The paper points to industries where biodiversity is vital to their bottom line such as fisheries, forestry, agriculture and insurance.
“For too long we have viewed corporate and environmental interests as adversarial. However they need to become aligned if we are to be successful both economically and environmentally,” Dean said. “After all, this is the fundamental purpose of an economic system — serving the needs of society in the short and long term.”What? Did he just say our economic system works to serve "the needs of society in the short and long term"? Maybe on some other planet but not this one, not ours. I think somebody should tell this guy about shareholders, executive compensation and inequality.

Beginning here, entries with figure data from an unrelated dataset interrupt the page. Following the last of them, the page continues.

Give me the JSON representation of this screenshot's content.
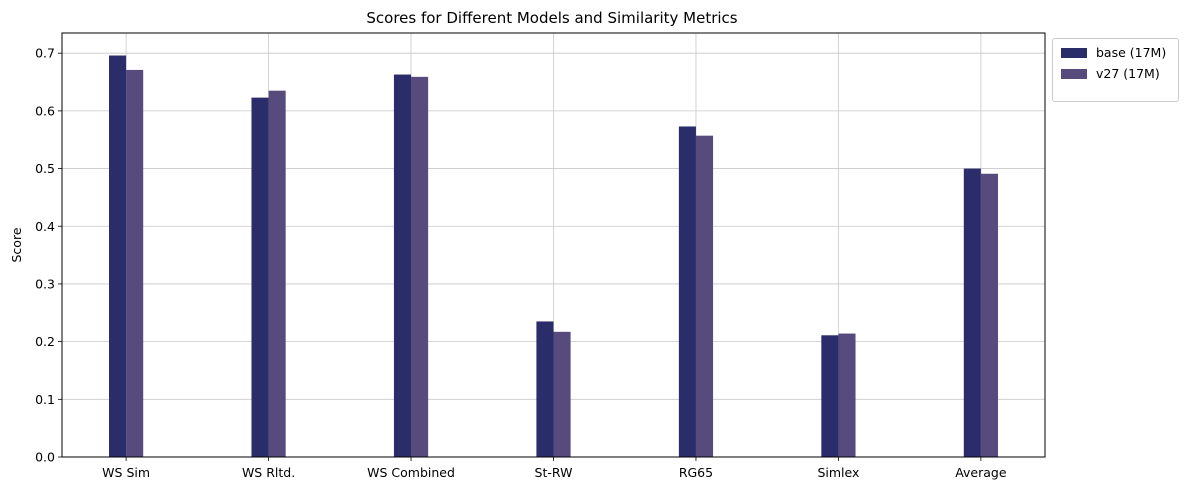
{
  "colors": {
    "base": "#2b2d6b",
    "v27": "#574a7c",
    "grid": "#c8c8c8"
  },
  "chart_data": {
    "type": "bar",
    "title": "Scores for Different Models and Similarity Metrics",
    "xlabel": "",
    "ylabel": "Score",
    "categories": [
      "WS Sim",
      "WS Rltd.",
      "WS Combined",
      "St-RW",
      "RG65",
      "Simlex",
      "Average"
    ],
    "series": [
      {
        "name": "base (17M)",
        "values": [
          0.696,
          0.623,
          0.663,
          0.235,
          0.573,
          0.211,
          0.5
        ]
      },
      {
        "name": "v27 (17M)",
        "values": [
          0.671,
          0.635,
          0.659,
          0.217,
          0.557,
          0.214,
          0.491
        ]
      }
    ],
    "ylim": [
      0,
      0.735
    ],
    "yticks": [
      "0.0",
      "0.1",
      "0.2",
      "0.3",
      "0.4",
      "0.5",
      "0.6",
      "0.7"
    ],
    "grid": true,
    "legend_position": "outside-top-right"
  }
}
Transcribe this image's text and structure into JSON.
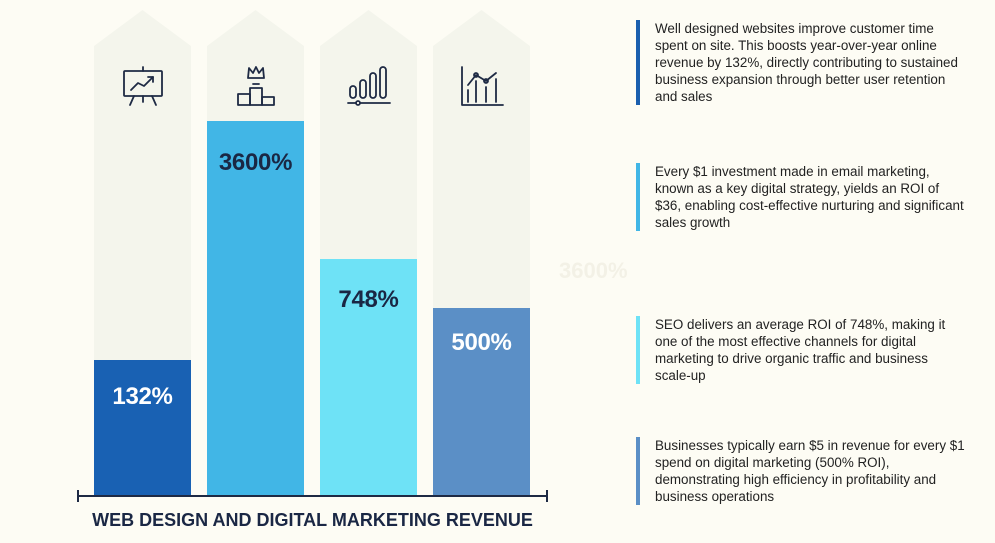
{
  "chart_data": {
    "type": "bar",
    "title": "WEB DESIGN AND DIGITAL MARKETING REVENUE",
    "categories": [
      "",
      "",
      "",
      ""
    ],
    "values": [
      132,
      3600,
      748,
      500
    ],
    "value_labels": [
      "132%",
      "3600%",
      "748%",
      "500%"
    ],
    "colors": [
      "#1961b3",
      "#41b6e6",
      "#6ee2f6",
      "#5b8fc6"
    ],
    "icons": [
      "presentation-chart-icon",
      "podium-crown-icon",
      "slider-bars-icon",
      "line-bar-chart-icon"
    ],
    "column_background": "#f4f5ec",
    "axis_color": "#1e2a44"
  },
  "descriptions": [
    "Well designed websites improve customer time spent on site. This boosts year-over-year online revenue by 132%, directly contributing to sustained business expansion through better user retention and sales",
    "Every $1 investment made in email marketing, known as a key digital strategy, yields an ROI of $36, enabling cost-effective nurturing and significant sales growth",
    "SEO delivers an average ROI of 748%, making it one of the most effective channels for digital marketing to drive organic traffic and business scale-up",
    "Businesses typically earn $5 in revenue for every $1 spend on digital marketing (500% ROI), demonstrating high efficiency in profitability and business operations"
  ],
  "ghost_text": "3600%"
}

And the idea that the corporate sector serves anyone's long term interests, even its own much less society's, is risible.
4 comments:
The guys pulling the shirt tails of Trump in the USA believe in this....
https://www.biblegateway.com/passage/?search=Genesis+1%3A26-28&version=KJV
We must not underestimate the power of the evangelists.
They are organised,wealthy and powerful.
They are the scariest thing I can think of.
TB
.. 'throwing crumbs' about says it all ..
.. take take take & then take some more
seems how the government sees the Environment
Its some kind of rubber band bank account
to be pillaged into deep debt
and if anchor species lose their habitat
well, uh.. that's OK ..
That about sums up 'The Harper Legacy'
Wild salmon, polar bears, herring, orca
the grizzly, boreal caribou or wolves
It seems its Ok if they just exist on our coins
or postage stamps.. we don't deserve the real deal
The term 'imperiled species' does not resonate
where they count votes in advance via polls
and govern accordingly..
Ah yes, the "dominionists." Religious fundamentalism - Christian, Jewish, Muslim, Hindu, even Buddhist - is a scourge. It divides the world into "true believers" and enemies of the true faith.
Sal, I had great hopes that Trudeau, with his powerful majority, would sweep away Harper's failings and excesses but too often he has not.